Under Obamacare, choices were limited in some states after health care giants Humana and United pulled out of the marketplace because they were, according to company representatives, losing money through marketplace plans.
Some Final Thoughts About the Obamacare Repeal and Replacement
The AHCA law presented by the House has some positive and negatives.
Lawmakers say the repeal of the mandate, income-specific tax credits and actuary requirements will lower premiums and make insurance more accessible to younger, healthier Americans.
Also, the CBO reports that the bill would save about $337 billion over the next 10 years.
Some critics of the bill say shifting tax credits from the old to the young will make health care unaffordable for poor families and older individuals who relied on substantial tax credits and cost-sharing subsidies.
Younger and Wealthier Americans Will Benefit
If there’s one theme our sources and experts, in general, have repeated, it’s that younger American’s will benefit from the new bill and older Americans will not.
Jeff Smedsrud, co-found of HeatlhCare.com and an insurance-industry veteran, summed it up well in an email to us.

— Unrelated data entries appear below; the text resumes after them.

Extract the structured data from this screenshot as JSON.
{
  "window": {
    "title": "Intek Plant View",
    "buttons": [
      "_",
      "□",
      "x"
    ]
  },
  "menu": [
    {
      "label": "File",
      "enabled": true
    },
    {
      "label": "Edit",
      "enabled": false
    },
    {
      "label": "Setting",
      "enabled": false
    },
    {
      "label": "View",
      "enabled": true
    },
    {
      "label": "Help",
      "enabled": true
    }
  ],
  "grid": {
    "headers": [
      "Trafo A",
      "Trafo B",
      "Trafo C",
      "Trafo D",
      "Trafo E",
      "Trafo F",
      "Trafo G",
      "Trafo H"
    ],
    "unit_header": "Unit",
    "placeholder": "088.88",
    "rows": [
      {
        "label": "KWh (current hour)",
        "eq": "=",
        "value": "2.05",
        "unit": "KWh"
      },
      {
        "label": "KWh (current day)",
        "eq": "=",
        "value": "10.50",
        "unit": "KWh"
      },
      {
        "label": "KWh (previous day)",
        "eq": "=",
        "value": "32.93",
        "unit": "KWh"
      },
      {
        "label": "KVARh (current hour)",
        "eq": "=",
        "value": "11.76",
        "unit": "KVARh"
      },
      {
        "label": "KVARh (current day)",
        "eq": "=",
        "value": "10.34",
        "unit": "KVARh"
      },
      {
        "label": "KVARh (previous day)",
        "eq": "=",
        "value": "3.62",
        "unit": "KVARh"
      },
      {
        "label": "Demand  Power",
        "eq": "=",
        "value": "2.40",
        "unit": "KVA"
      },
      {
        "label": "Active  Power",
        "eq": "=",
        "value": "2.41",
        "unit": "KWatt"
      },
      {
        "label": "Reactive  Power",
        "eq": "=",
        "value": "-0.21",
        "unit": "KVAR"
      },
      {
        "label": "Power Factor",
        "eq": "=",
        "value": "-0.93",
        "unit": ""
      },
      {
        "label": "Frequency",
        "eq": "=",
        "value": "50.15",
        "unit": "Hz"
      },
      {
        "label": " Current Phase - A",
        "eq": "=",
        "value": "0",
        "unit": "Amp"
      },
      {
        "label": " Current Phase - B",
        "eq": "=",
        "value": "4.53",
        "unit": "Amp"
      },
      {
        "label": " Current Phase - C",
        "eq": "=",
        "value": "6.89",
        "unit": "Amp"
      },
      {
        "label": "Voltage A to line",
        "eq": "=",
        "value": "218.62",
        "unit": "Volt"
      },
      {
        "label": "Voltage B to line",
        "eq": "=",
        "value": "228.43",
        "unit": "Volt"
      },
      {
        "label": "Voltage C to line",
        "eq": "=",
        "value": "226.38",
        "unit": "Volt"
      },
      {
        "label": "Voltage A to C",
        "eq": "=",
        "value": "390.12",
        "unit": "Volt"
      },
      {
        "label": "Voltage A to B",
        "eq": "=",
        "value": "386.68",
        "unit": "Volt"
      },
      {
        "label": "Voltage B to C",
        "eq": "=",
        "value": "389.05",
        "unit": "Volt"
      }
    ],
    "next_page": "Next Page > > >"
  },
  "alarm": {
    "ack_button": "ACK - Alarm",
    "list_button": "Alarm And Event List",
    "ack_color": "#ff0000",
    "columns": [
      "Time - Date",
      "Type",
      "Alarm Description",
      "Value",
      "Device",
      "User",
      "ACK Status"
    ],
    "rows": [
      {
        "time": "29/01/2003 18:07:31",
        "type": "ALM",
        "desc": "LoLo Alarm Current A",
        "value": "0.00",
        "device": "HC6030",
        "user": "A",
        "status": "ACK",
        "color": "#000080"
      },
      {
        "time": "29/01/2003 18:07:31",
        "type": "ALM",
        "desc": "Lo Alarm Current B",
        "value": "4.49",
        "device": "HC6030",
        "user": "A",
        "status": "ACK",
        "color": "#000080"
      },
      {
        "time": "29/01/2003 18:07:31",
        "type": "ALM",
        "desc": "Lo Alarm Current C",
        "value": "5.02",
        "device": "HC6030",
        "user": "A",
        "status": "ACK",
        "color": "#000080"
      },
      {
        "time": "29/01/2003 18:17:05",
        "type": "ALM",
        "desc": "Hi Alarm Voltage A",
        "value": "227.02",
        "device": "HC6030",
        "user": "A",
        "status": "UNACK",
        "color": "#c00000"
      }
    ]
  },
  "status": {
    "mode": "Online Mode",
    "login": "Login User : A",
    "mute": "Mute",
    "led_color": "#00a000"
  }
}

“Under Obamacare, there were winners and losers. The Republican plan to replace the Affordable Care Act makes significant changes to who wins and who loses. The winners? Both the young and old who earn more than 400% of the federal poverty level. The losers? Lower income Americans of all ages.”
The New Law Keeps a Crucial Part of Obamacare
While experts have been widely divided on the effectiveness of the ACA, there is relative agreement that Obamacare offered one huge advancement to health care: pre-existing conditions can’t influence insurance plans.
Under the new law, insurers will continue to be prohibited from denying coverage or care to customers because of pre-existing conditions.
The Legislation Is Not Final
One thing to keep in mind about the AHCA is that what’s written today is not final. Over the past few weeks, the bill has undergone several changes.
For example, seniors with health care bills that hit 5.8% of their yearly income will get to deduct those expenses, whereas the threshold 10% under Obamacare.
We encourage you to follow along with the news of changes or updates to the plan, as those alterations could affect how much you’ll pay in premiums and taxes each year.